Although we used the multi-class tumor classification problem as our test case, our major goal was to illustrate the feasibility of the normalization free SED approach, and not in sample classification *per se*. Therefore, we chose the algorithms NB and NN for their simplicity and not for their performance in solving this specific problem. The performance of a classifier depends, in this case, mainly on the power of its algorithm, and the data representation it used. From a machine learning perspective, one can simply view the intensity -> SED transformation as a change in data representation, a mapping from the gene's attribute, intensity x, to some features SED. It was our goal to demonstrate that the new features (SED and SED probability), in addition to being normalization free, still convey the essential information in the original attribute, the intensity x.

Since the data representation is quite different between the intensity x (a real valued quantity) and SED (a binary valued vector of rather large size N), it is difficult to directly compare the two. No obvious yet non-trivial algorithms work with both representations; even if there were such an algorithm it is not clear that it would be the right one to use for comparison as it might well be the case that different data representation works best with different algorithms. Here, we have limited the presentation to some empirical results with SED representation, which are comparable with results using several different algorithms that are based directly on raw intensity [19, 20]. Our classification results are close to those obtained with WV and kNN methods, which are based on directly focusing on intensity levels. Previous results using SVM were significantly better, but we feel the differences are due more to the power of the algorithm [24] than the way information is coded. In fact, slightly more accurate results are obtained with modification of algorithms that directly manipulate intensity levels [25, 26]. We do not imply that the algorithms (NB and NN) we chose are better than other alternatives (and we do not have empirical evidence pointing either way). Instead, we fully expect more sophisticated algorithms would work better with the SED approach as well.

Certainly, SED probability is more information rich than SED. We expect that an SED probability based analysis would perform better than the simple binary valued SED. In this paper, we mainly tested the SED. SED probability is only used for a group of samples, not for single samples. If one limits oneself to use only raw data, then for single arrays one can only get SED. However, if some assumptions about the patterns of gene expression levels can be made, one can certainly get an estimation of SED probability even for a single array. For example, as in some nonlinear normalization algorithms, if one assumes that the variation of expression levels are similar for genes with similar expression levels, then one can estimate SED probability from a probability model. Also, the magnitude of the intensity difference can also be used to help such an estimation. Alternatively, as more and more microarray data become available, one can use other similar samples to get an estimation of a prior SED probability, and then use a Bayesian approach to estimate the sample's SED probability.

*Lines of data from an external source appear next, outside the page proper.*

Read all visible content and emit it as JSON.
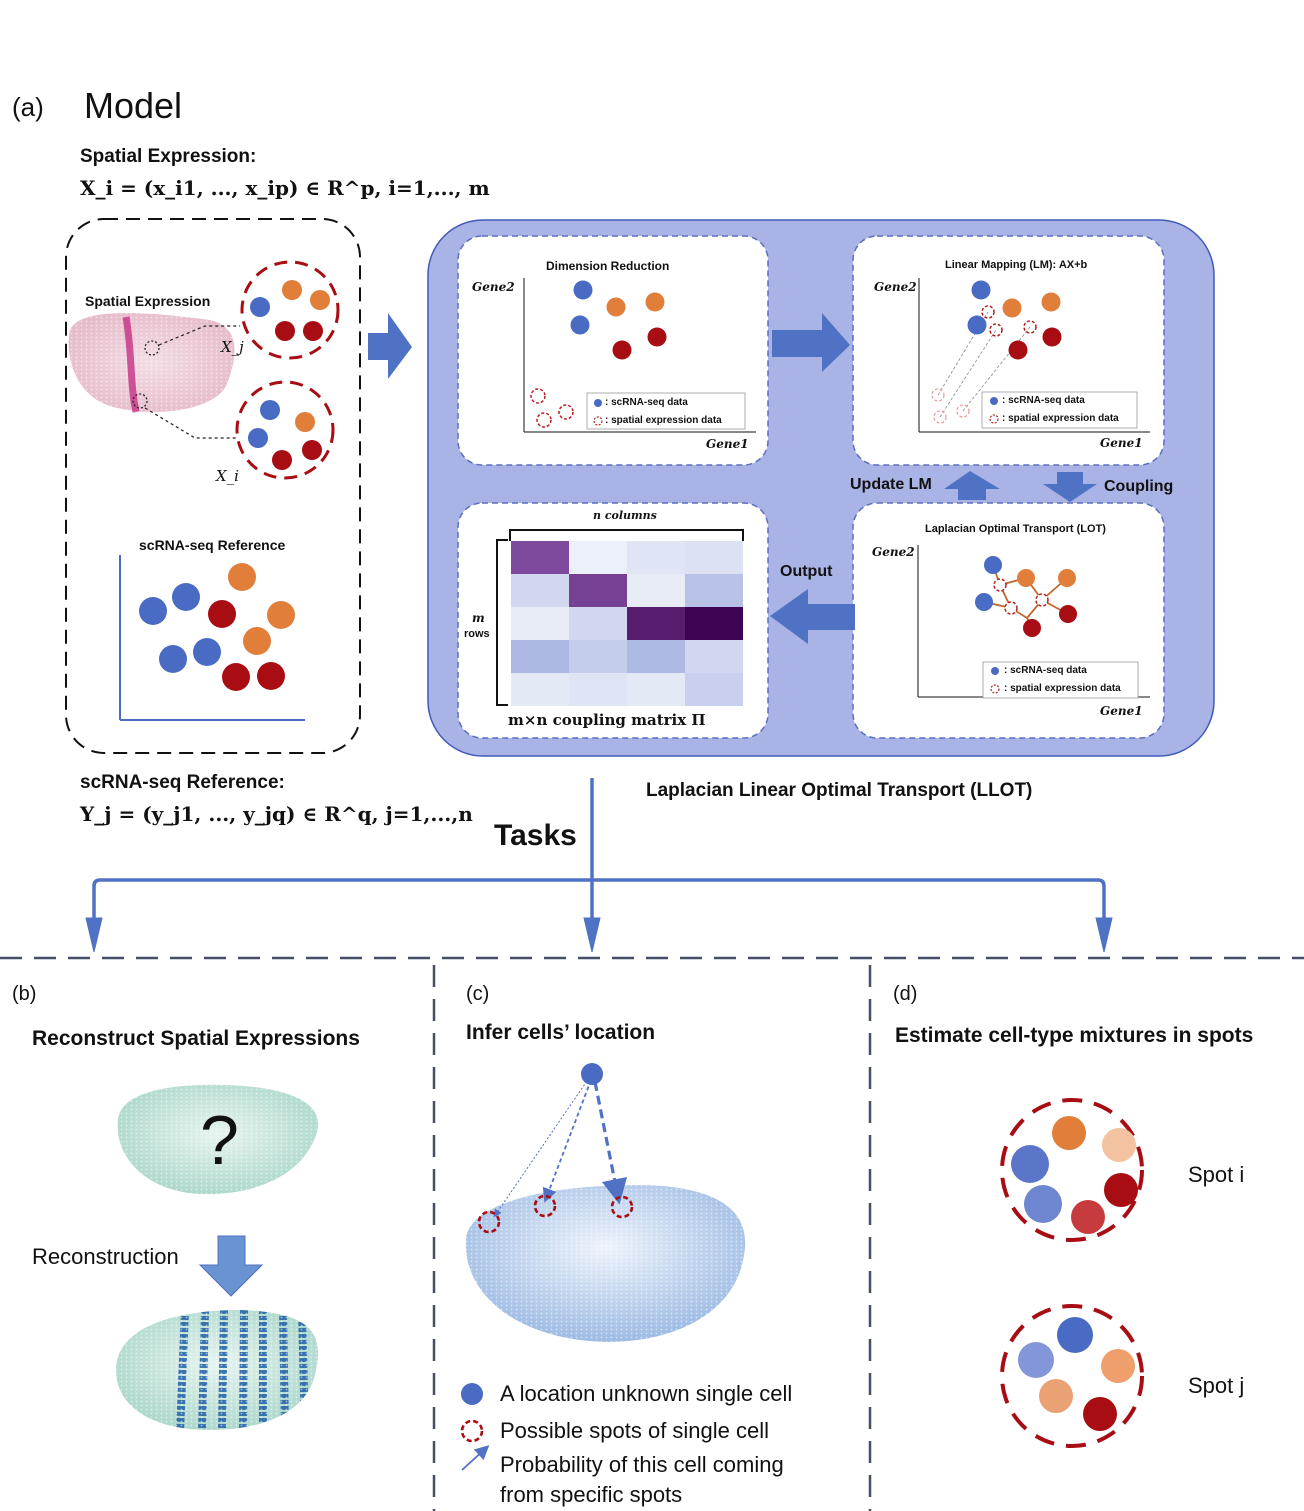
{
  "panel_a": {
    "label": "(a)",
    "title": "Model",
    "spatial_heading": "Spatial Expression:",
    "spatial_formula": "X_i = (x_i1, ..., x_ip) ∈ R^p, i=1,..., m",
    "spatial_box_title": "Spatial Expression",
    "xj_label": "X_j",
    "xi_label": "X_i",
    "scrna_box_title": "scRNA-seq Reference",
    "scrna_heading": "scRNA-seq Reference:",
    "scrna_formula": "Y_j = (y_j1, ..., y_jq) ∈ R^q, j=1,...,n",
    "llot_title": "Laplacian Linear Optimal Transport (LLOT)",
    "dim_reduction": {
      "title": "Dimension Reduction",
      "ylabel": "Gene2",
      "xlabel": "Gene1",
      "legend_sc": ": scRNA-seq data",
      "legend_sp": ": spatial expression data"
    },
    "linear_mapping": {
      "title": "Linear Mapping (LM): AX+b",
      "ylabel": "Gene2",
      "xlabel": "Gene1",
      "legend_sc": ": scRNA-seq data",
      "legend_sp": ": spatial expression data"
    },
    "lot": {
      "title": "Laplacian Optimal Transport (LOT)",
      "ylabel": "Gene2",
      "xlabel": "Gene1",
      "legend_sc": ": scRNA-seq data",
      "legend_sp": ": spatial expression data"
    },
    "update_lm": "Update LM",
    "coupling": "Coupling",
    "output": "Output",
    "matrix": {
      "columns_label": "n columns",
      "rows_label_m": "m",
      "rows_label": "rows",
      "caption": "m×n coupling matrix Π",
      "values": [
        [
          0.55,
          0.02,
          0.08,
          0.1
        ],
        [
          0.16,
          0.6,
          0.04,
          0.28
        ],
        [
          0.04,
          0.16,
          0.82,
          0.98
        ],
        [
          0.34,
          0.22,
          0.33,
          0.16
        ],
        [
          0.06,
          0.08,
          0.06,
          0.2
        ]
      ]
    }
  },
  "tasks_label": "Tasks",
  "panel_b": {
    "label": "(b)",
    "title": "Reconstruct Spatial Expressions",
    "question": "?",
    "reconstruction_label": "Reconstruction"
  },
  "panel_c": {
    "label": "(c)",
    "title": "Infer cells’ location",
    "legend_cell": "A location unknown single cell",
    "legend_spots": "Possible spots of single cell",
    "legend_prob_1": "Probability of this cell coming",
    "legend_prob_2": "from specific spots"
  },
  "panel_d": {
    "label": "(d)",
    "title": "Estimate cell-type mixtures in spots",
    "spot_i": "Spot i",
    "spot_j": "Spot j"
  },
  "colors": {
    "blue_cell": "#4a6bc4",
    "orange_cell": "#e07e3a",
    "red_cell": "#a80d13",
    "panel_bg": "#aab3e6",
    "arrow_blue": "#4f72c4",
    "dashed_red": "#b51c1c",
    "embryo_teal": "#a9d6c9",
    "stripe_blue": "#1f5fa6"
  }
}
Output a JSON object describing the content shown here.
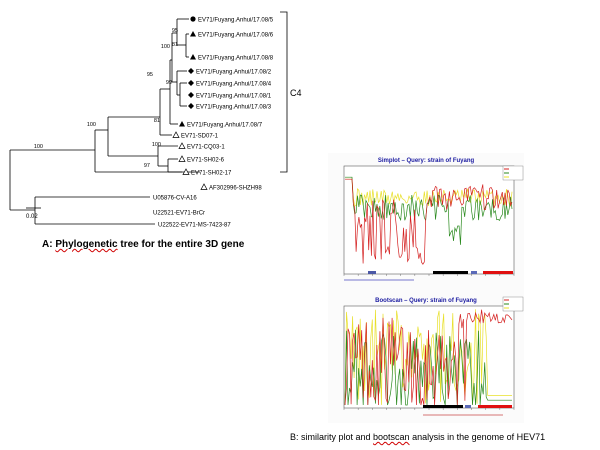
{
  "tree": {
    "taxa": [
      {
        "label": "EV71/Fuyang.Anhui/17.08/5",
        "marker": "circle"
      },
      {
        "label": "EV71/Fuyang.Anhui/17.08/6",
        "marker": "triangle"
      },
      {
        "label": "EV71/Fuyang.Anhui/17.08/8",
        "marker": "triangle"
      },
      {
        "label": "EV71/Fuyang.Anhui/17.08/2",
        "marker": "diamond"
      },
      {
        "label": "EV71/Fuyang.Anhui/17.08/4",
        "marker": "diamond"
      },
      {
        "label": "EV71/Fuyang.Anhui/17.08/1",
        "marker": "diamond"
      },
      {
        "label": "EV71/Fuyang.Anhui/17.08/3",
        "marker": "diamond"
      },
      {
        "label": "EV71/Fuyang.Anhui/17.08/7",
        "marker": "triangle"
      },
      {
        "label": "EV71-SD07-1",
        "marker": "open-triangle"
      },
      {
        "label": "EV71-CQ03-1",
        "marker": "open-triangle"
      },
      {
        "label": "EV71-SH02-6",
        "marker": "open-triangle"
      },
      {
        "label": "EV71-SH02-17",
        "marker": "open-triangle"
      },
      {
        "label": "AF302996-SHZH98",
        "marker": "open-triangle"
      },
      {
        "label": "U05876-CV-A16",
        "marker": "none"
      },
      {
        "label": "U22521-EV71-BrCr",
        "marker": "none"
      },
      {
        "label": "U22522-EV71-MS-7423-87",
        "marker": "none"
      }
    ],
    "bootstrap_values": [
      "95",
      "81",
      "100",
      "99",
      "95",
      "81",
      "100",
      "100",
      "100",
      "97"
    ],
    "cluster_label": "C4",
    "scale_label": "0.02"
  },
  "caption_a": {
    "prefix": "A: ",
    "word": "Phylogenetic",
    "rest": " tree for the entire 3D gene"
  },
  "simplot": {
    "title": "Simplot – Query: strain of Fuyang",
    "series_colors": [
      "#d42020",
      "#2a8a1e",
      "#e8e02a"
    ]
  },
  "bootscan": {
    "title": "Bootscan – Query: strain of Fuyang",
    "series_colors": [
      "#d42020",
      "#2a8a1e",
      "#e8e02a"
    ]
  },
  "caption_b": {
    "prefix": "B: similarity plot and ",
    "word": "bootscan",
    "rest": " analysis in the genome of HEV71"
  },
  "colors": {
    "panel_title": "#1a1aa0",
    "frame": "#5a5a5a"
  }
}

The obvious disadvantage of our SED based approach is that for each gene expression level, one is not dealing with a single real number but instead a vector of size N, where N is in the tens of thousands. This could significantly increase both computing time and memory requirement (however, see methods for details) On the other hand, it also has certain advantages: 1) It is free of normalization noise. Since it is generally believed that biological variation is larger than technical variation and normalization noise is just another source of technical variation, the benefit here is only of a limited scope. However, it may be important when the expression level difference one is interested in is small. 2) In addition to being normalization free, SED and SED probability also have the advantage in being distribution free, and therefore could perform better if the intensity levels were non-normal. 3) SED and SED probability are easier to interpret. SED values can easily be checked against raw intensity levels according to Eq. (1). While SED probability is one step further away from intensity levels, one could still have an intuitive sense of it and make comparisons between different experiments. It would be much harder to have a real grasp of the absolute gene expression level, except that it is "high" or "low" or somewhere "in between"; it is certainly harder to compare between experiments intuitively.

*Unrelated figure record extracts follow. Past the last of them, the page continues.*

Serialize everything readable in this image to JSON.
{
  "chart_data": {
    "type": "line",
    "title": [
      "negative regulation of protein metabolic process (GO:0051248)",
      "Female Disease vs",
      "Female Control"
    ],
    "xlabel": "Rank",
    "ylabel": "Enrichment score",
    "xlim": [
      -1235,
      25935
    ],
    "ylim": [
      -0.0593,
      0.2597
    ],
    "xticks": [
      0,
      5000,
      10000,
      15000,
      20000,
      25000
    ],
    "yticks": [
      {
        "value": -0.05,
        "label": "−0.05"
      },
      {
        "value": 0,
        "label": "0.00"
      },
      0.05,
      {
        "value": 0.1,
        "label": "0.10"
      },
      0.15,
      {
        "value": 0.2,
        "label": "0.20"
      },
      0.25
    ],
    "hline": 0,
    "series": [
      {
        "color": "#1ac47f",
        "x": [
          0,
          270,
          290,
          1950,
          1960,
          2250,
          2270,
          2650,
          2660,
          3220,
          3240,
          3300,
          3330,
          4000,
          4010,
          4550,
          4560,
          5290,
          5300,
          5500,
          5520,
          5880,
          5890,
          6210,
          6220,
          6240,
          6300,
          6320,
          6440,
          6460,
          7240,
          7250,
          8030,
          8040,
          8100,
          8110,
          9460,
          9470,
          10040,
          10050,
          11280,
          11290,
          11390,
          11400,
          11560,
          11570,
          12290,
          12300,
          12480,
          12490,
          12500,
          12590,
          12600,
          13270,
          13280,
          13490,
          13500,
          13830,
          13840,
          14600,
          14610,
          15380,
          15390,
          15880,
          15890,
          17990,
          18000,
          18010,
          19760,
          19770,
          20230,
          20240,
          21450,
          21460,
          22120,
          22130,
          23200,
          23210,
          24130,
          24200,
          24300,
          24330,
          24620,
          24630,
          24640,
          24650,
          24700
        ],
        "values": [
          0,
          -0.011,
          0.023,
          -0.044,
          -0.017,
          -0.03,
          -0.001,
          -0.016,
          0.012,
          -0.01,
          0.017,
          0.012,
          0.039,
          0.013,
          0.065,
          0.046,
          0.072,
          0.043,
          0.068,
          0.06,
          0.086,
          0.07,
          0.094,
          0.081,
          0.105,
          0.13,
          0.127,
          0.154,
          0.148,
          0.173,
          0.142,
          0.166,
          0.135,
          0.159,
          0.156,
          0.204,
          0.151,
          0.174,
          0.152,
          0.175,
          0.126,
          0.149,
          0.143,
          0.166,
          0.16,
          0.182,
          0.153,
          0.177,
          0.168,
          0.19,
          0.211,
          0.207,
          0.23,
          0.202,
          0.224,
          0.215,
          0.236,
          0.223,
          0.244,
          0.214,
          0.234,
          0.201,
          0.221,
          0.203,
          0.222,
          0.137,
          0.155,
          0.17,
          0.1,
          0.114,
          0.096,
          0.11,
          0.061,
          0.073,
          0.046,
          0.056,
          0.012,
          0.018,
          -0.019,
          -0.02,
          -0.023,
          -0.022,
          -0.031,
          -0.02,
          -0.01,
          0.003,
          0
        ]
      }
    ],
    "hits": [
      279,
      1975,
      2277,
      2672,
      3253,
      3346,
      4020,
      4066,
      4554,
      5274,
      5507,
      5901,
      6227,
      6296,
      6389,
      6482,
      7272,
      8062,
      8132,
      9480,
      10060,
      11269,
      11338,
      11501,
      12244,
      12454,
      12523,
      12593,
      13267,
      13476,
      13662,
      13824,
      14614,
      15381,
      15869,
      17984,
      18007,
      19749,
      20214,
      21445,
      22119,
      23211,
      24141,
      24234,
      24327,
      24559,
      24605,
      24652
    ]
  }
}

We have only tested the SED approach on datasets that are from the same chip format. Data from different chip formats or complete different technology platforms, of course, would be harder to compare. But they are also challenge for normalization based method. It would certainly be interesting to compare SED and normalization based method under these more challenging conditions.

If this normalization-free approach (SED) proves to retain the essential biological information in general, its application may be extended to meta-analysis where different datasets could be integrated and intervalidated. The method could also be used when the number of arrays is a limiting factor for experiments. For example, one could take advantage of the massive amount of public array data, obtain prior distribution of SED probabilities from datasets with similar conditions, and analyze new data within a Bayesian framework. If the performance of the nearest neighbor method in general is anywhere close to what we demonstrated in the multi tumor classifications here (as is clear from Eq. (3) and Fig. 3, the nearest neighbor method, without feature selection at least, allows direct sample vs. sample comparison. Note also that the samples in the multi tumor problems are from different biological specimens, therefore, large between-sample-variation is expected), it might be used as a microarray database query method, *i.e.*, to find similar microarray results in the database that are "similar" to one's own, independent of array annotations.

It might also be worth noting that the SED approach could easily be applied to other kinds of comparative data analysis for samples with very large numbers of "noisy" attributes. The SED approach may also perform better when between-sample-variation is large, especially if such variation contains some rather uninteresting technical measurement errors that would not affect within-sample-variations.